Il “giallo” diventa ancor meno comprensibile di fronte al comportamento dei titoli di Stato. Contrariamente a quello che spesso succede, il calo delle banche non è stato accompagnato da un’analoga discesa dei titoli di Stato: in serata il rendimento del Btp a 10 anni è stabile al 4,84%, spread a quota 326, invariato dalla sera precedente.
Ieri a Roma s è tenuto il seminario riservato sulle vendite di Stato che ha avuto per protagonisti il ministro dell’Economia Vittorio Grilli, i presidenti delle Camere ed esponenti politici. E’ emerso che si possono vendere in tempi non lunghi immobili tra i 3 e i 5 miliardi, a partire da una prima tranche (1,2 miliardi) da affidare ad una nuova Sgr.

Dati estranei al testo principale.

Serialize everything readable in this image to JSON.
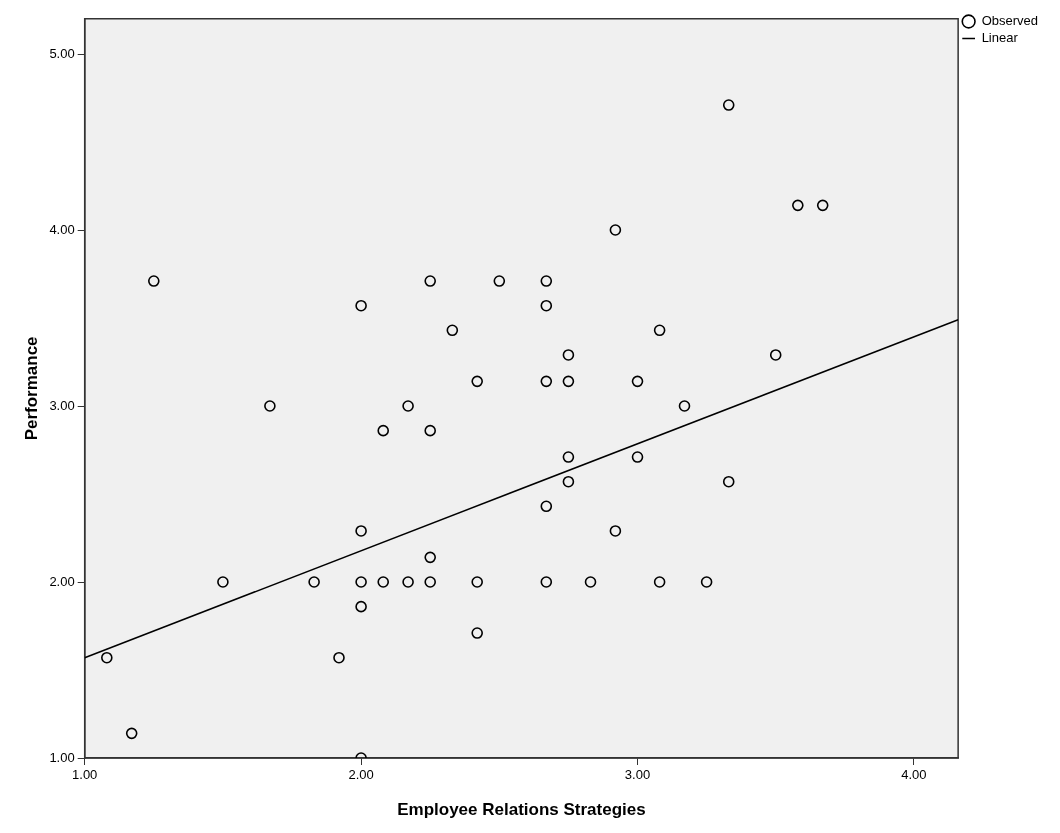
{
  "chart_data": {
    "type": "scatter",
    "xlabel": "Employee Relations Strategies",
    "ylabel": "Performance",
    "xlim": [
      1,
      4.16
    ],
    "ylim": [
      1,
      5.2
    ],
    "xticks": [
      {
        "value": 1,
        "label": "1.00"
      },
      {
        "value": 2,
        "label": "2.00"
      },
      {
        "value": 3,
        "label": "3.00"
      },
      {
        "value": 4,
        "label": "4.00"
      }
    ],
    "yticks": [
      {
        "value": 1,
        "label": "1.00"
      },
      {
        "value": 2,
        "label": "2.00"
      },
      {
        "value": 3,
        "label": "3.00"
      },
      {
        "value": 4,
        "label": "4.00"
      },
      {
        "value": 5,
        "label": "5.00"
      }
    ],
    "grid": false,
    "legend": "top right",
    "series": [
      {
        "name": "Observed",
        "type": "scatter",
        "marker": "circle",
        "color": "#000000",
        "x": [
          1.25,
          2.0,
          2.25,
          2.5,
          2.33,
          2.42,
          3.33,
          3.58,
          3.67,
          2.92,
          2.67,
          2.67,
          3.08,
          2.75,
          3.5,
          2.67,
          2.75,
          3.0,
          3.17,
          1.67,
          2.17,
          2.08,
          2.25,
          2.0,
          2.25,
          1.5,
          1.83,
          2.0,
          2.08,
          2.17,
          2.25,
          2.42,
          2.0,
          2.42,
          1.08,
          1.92,
          1.17,
          2.0,
          2.75,
          3.0,
          2.75,
          3.33,
          2.67,
          2.92,
          2.67,
          2.83,
          3.08,
          3.25
        ],
        "values": [
          3.71,
          3.57,
          3.71,
          3.71,
          3.43,
          3.14,
          4.71,
          4.14,
          4.14,
          4.0,
          3.71,
          3.57,
          3.43,
          3.29,
          3.29,
          3.14,
          3.14,
          3.14,
          3.0,
          3.0,
          3.0,
          2.86,
          2.86,
          2.29,
          2.14,
          2.0,
          2.0,
          2.0,
          2.0,
          2.0,
          2.0,
          2.0,
          1.86,
          1.71,
          1.57,
          1.57,
          1.14,
          1.0,
          2.71,
          2.71,
          2.57,
          2.57,
          2.43,
          2.29,
          2.0,
          2.0,
          2.0,
          2.0
        ]
      },
      {
        "name": "Linear",
        "type": "line",
        "marker": "none",
        "color": "#000000",
        "x": [
          1,
          4.16
        ],
        "values": [
          1.57,
          3.49
        ]
      }
    ]
  }
}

Il patrimonio direttamente controllato dallo Stato ammonta a 50 miliardi circa, ovvero il 15% del totale, mentre il resto è nella mani degli enti locali. Scartata l’ipotesi di mettere in vendita le quote in mano allo Stato di Eni, Enel e Finmeccanica: ai valori attuali di Borsa valgono in tutto 12,5 miliardi contro i 22 del 2008. Non solo: le tre partecipate garantiscono dividendi per oltre un miliardo all’anno mentre il risparmio sugli interessi in caso di vendita sarebbe di soli 514 milioni.
Occhi puntati oggi sull’emissione da tre miliardi di Ctz. L’andamento di Unicredit ha contagiato le altre banche che progressivamente hanno invertito la rotta indirizzandosi al ribasso. La fotografia finale della giornata evidenzia per Intesa una perdita del 2%, Banco Popolare -1,9%, Ubi -1,4%, MontePaschi -1,6%.

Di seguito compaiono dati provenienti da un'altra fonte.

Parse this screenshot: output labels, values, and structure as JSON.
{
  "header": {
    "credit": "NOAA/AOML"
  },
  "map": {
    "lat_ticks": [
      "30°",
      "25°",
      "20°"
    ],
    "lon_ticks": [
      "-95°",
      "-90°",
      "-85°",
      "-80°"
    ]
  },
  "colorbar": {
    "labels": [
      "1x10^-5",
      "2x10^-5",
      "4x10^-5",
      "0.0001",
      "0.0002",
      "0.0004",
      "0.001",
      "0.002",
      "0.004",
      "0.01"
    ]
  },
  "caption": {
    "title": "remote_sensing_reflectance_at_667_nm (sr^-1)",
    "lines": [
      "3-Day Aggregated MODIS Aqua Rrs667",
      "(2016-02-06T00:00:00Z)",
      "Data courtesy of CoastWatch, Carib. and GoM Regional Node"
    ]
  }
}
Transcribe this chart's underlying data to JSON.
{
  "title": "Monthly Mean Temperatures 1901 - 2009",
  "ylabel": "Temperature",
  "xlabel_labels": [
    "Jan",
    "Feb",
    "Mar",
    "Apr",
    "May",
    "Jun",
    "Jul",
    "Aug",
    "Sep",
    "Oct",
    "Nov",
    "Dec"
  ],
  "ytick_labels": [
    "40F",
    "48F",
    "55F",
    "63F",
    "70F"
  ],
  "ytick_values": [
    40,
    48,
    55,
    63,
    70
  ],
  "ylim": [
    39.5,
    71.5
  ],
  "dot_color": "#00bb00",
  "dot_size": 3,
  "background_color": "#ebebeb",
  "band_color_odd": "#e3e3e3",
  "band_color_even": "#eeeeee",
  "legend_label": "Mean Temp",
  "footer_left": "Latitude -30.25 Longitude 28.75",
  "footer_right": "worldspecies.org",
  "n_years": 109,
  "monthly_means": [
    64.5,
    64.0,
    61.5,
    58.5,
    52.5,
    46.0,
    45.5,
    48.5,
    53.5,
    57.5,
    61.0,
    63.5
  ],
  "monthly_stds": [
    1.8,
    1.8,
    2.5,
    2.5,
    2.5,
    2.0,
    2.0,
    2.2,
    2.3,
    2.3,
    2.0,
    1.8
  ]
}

Nessun enigma, invece, per Fiat -1,8%, unico titolo fra le blue chip milanesi che non ha cambiato rotta nella giornata partita già in ribasso in scia al profit warning della tedesca Daimler e finita con coerenza in ribasso. Daimler ha abbassato le stime di ricavi per l’intero 2012 e ha annunciato che non raggiungerà gli obiettivi di margine fissati per il 2013. A Francoforte Daimler ha perso il 2,7%. Al contrario Volkswagen ha chiuso con un brillante rialzo dell’1,7%.
Fra gli altri titoli industriali, negativa Finmeccanica scesa dello 0,6%, pesante StM -2,4%. Positive invece sia Fiat Industrial +1%, che Pirelli +0,1%. Positivi Ferragamo+2,2%, che ha recuperato parte delle recenti perdite, e Tod’s +1,5%. Giornata negativa, infine, per Telecom Italia che ha perso il 2,9% nella scia di France Telecom, caduta in ribasso del 5% dopo i risultati.
Marcato ribasso anche per Mediaset -1,7%. Si avvicina l’uscita di Iren da Edipower. Ma si discute sul prezzo. Il cda di Iren ha dato il via libera all’uscita da Edipower (in cui la società detiene il 21%), ma anche chiesto ai manager di aggiornare la stima dello scorso marzo fatta dal professor Maurizio Dallocchio sull’intera ex Genco, fatta il marzo scorso in occasione del riassetto Edison. Il motivo? Lo scenario energetico, e in particolare le prospettive dei cicli combinati a gas, da allora è peggiorato: in cambio della quota, oltre alle centrali (Turbigo e Tusciano) ci vorrebbe un conguaglio cash. Difficile che la controparte, cioè A2A, sia d’accordo.